The SDK is not “one helper library.” It is the boundary that lets app teams reuse platform authority without patching product-core behavior.

What GPUaaS Owns

  • Identity, IAM, tenant and project hierarchy.
  • App catalog, entitlements, app instances, and shared runtime resources.
  • Allocation lifecycle, placement primitives, billing attribution, and audit.
  • Credential custody and delivery through supported platform paths.
  • Common UX shell, API contracts, and evidence/correlation surfaces.

What The App Team Owns

  • Runtime-specific controller logic.
  • Runtime bootstrap, reconcile, health, recovery, and teardown behavior.
  • App-specific operational knowledge and failure handling.
  • Manifest metadata, version metadata, and artifact package discipline.

Developer Mental Model

Catalog and entitlement
-> app is visible and allowed for a project

App instance or shared runtime
-> durable control-plane resource owned by a project or tenant

App-owned worker/operator
-> runtime-specific reconcile loop using public APIs

Runtime/data plane
-> Slurm, Ray, MLflow, model gateway, notebook, or another app runtime

Contract Rules

  • Build against public APIs and committed contracts, not internal Go packages.
  • Do not assume database access or undocumented routes.
  • Express behavior through declared capabilities, endpoint types, auth pattern, lifecycle hooks, and manifest fields.
  • Treat closed enums as platform commitments; add new values deliberately.
  • Keep app-specific runtime intelligence outside platform core unless it becomes a reusable primitive.

Change Classification

Every app-facing change should name its class before implementation.

ClassBelongs inExamples
Runtime fixruntime/controller/backend owning layerapp route reconciliation, artifact selection bugs, node-task reconciliation, runtime readiness
Catalog or manifest changeApp SDK and manifest contractports, health paths, route intent, auth mode, connect actions, launch defaults
SDK/developer contract changeSDK examples, validators, portal, smoke testsservice-account expectations, artifact promotion, launch/connect/decommission flows, developer-visible failure behavior

The SDK should become the app developer contract plus validation harness.

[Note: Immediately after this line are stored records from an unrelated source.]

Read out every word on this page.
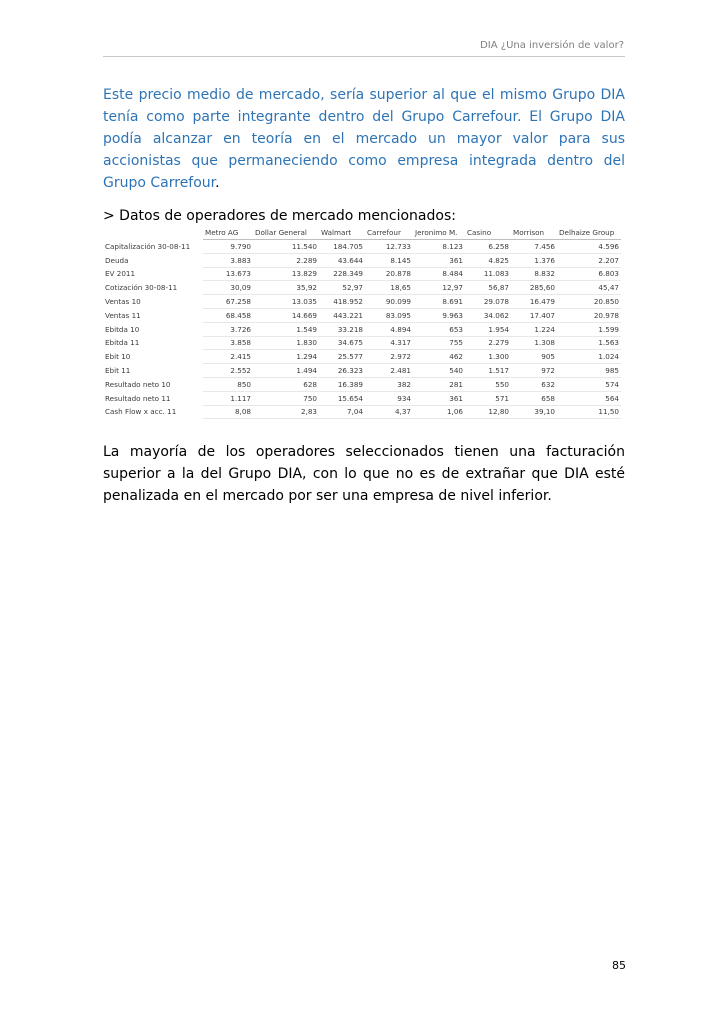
DIA ¿Una inversión de valor?

Este precio medio de mercado, sería superior al que el mismo Grupo DIA tenía como parte integrante dentro del Grupo Carrefour. El Grupo DIA podía alcanzar en teoría en el mercado un mayor valor para sus accionistas que permaneciendo como empresa integrada dentro del Grupo Carrefour.

> Datos de operadores de mercado mencionados:

	Metro AG	Dollar General	Walmart	Carrefour	Jeronimo M.	Casino	Morrison	Delhaize Group
Capitalización 30-08-11	9.790	11.540	184.705	12.733	8.123	6.258	7.456	4.596
Deuda	3.883	2.289	43.644	8.145	361	4.825	1.376	2.207
EV 2011	13.673	13.829	228.349	20.878	8.484	11.083	8.832	6.803
Cotización 30-08-11	30,09	35,92	52,97	18,65	12,97	56,87	285,60	45,47
Ventas 10	67.258	13.035	418.952	90.099	8.691	29.078	16.479	20.850
Ventas 11	68.458	14.669	443.221	83.095	9.963	34.062	17.407	20.978
Ebitda 10	3.726	1.549	33.218	4.894	653	1.954	1.224	1.599
Ebitda 11	3.858	1.830	34.675	4.317	755	2.279	1.308	1.563
Ebit 10	2.415	1.294	25.577	2.972	462	1.300	905	1.024
Ebit 11	2.552	1.494	26.323	2.481	540	1.517	972	985
Resultado neto 10	850	628	16.389	382	281	550	632	574
Resultado neto 11	1.117	750	15.654	934	361	571	658	564
Cash Flow x acc. 11	8,08	2,83	7,04	4,37	1,06	12,80	39,10	11,50

La mayoría de los operadores seleccionados tienen una facturación superior a la del Grupo DIA, con lo que no es de extrañar que DIA esté penalizada en el mercado por ser una empresa de nivel inferior.

85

Backend runtime implements that contract; seed data should not be the only place where app behavior lives.

Use This With The Practical Onboarding Path

This page is the mental model. The operational sequence for getting a real app into GPUaaS lives in Add a New App. Use both together:

  • this page to understand the boundary and structure;
  • the onboarding page to execute manifest -> artifact -> service account -> catalog -> entitlement -> launch/connect/decommission.

The first readiness artifact is a manifest/launch/connect matrix for supported apps such as vLLM, Headlamp, OpenClaw, Jupyter, and Slurm. It should show what the SDK can express today, what is still a backend compatibility bridge, and which examples need launch/connect/decommission smoke coverage.

Current Readiness Path

The current platform-foundation docs treat the App SDK as both a product surface and an internal developer platform capability. The readiness path is:

  1. use the App SDK readiness matrix to decide which app behaviors are contract-backed, example-backed, or still backend-compatibility bridges;
  2. use the executable product onboarding packet for product/app registration, ownership, evidence, release, and support expectations;
  3. use the registry and artifact trust docs for artifact type, trust state, signing/provenance, and promotion evidence;
  4. keep SDK examples tied to launch, connect, decommission, and runtime smoke evidence rather than seed data or backend-only assumptions.

Start with the quickstart, then the manifest guide, then the artifact trust and promotion model. Scheduler or clustered apps should also read the external app team integration and reference workflow docs.